# Advice pls. PSE vs CS6



## Duncanh (May 7, 2013)

I use CS2, just started usIng LR and planning to buy Topaz suite of plug-ins. I use specialist software on-site for my event photography business so CS2 is just used for "pixel editing" and a little bit with layers. I'm not a heavy post processor. 

I was considering buying CS6 (no reason other than thinking CS2 is old) but been put off with Adobe's move to cloud subscription therefore now thinking may be I just need PSE to use with LR and Topaz (and may be other add-ins later). So my question is what would I be missing not buying CS6, buying PSE instead and dumping CS2 ?

Thanks


----------



## clee01l (May 8, 2013)

CS2 and CS6 contain many products besides Photoshop. Do you use any of them?   You can buy just Photoshop v13.  You should do this IF you need functionality that is in PS13 but not in PSE11.  PSE11 does layers but only with 8bit images not 16bit TIFFS.   PSE may be all that you need.  it is for me. I have a license for CS2  and a few years back I bought PSE7 now upgraded to PSE11. 

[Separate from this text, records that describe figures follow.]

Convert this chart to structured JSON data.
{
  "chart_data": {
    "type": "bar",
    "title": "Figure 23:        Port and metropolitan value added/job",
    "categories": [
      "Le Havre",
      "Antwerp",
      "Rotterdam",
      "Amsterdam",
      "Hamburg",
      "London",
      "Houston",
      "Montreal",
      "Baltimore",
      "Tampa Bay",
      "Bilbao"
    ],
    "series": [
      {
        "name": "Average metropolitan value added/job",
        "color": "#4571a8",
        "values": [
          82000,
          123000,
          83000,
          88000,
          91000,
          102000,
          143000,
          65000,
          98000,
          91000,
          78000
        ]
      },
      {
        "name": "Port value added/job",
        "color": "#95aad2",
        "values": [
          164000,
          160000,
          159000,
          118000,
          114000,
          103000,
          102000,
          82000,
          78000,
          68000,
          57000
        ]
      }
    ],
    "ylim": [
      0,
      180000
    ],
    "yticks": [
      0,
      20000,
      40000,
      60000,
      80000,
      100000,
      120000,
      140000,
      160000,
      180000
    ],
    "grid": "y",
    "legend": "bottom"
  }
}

Topaz plugins are compatible with LR and may also work in PSE but if you use LR for managing your workflow, using topaz as a LR Plugin certainly simplifies the workflow.


----------



## Duncanh (May 8, 2013)

Only use Photoshop in CS2.
Well if it's good enough for you I'm sure it will be good enough for for me 
Thanks for advice. I also have the issue that I changed from PC to Mac for my main desktop 2 years ago and also have PC laptops, I might move back to all PCs in future so LR and PSE being multi-platform is handy for me. Think I'll get PSE and Topaz to go with my LR, if I run out of stream in future can always us my CS2 or go and buy latest PS.

Thanks, for your help.


----------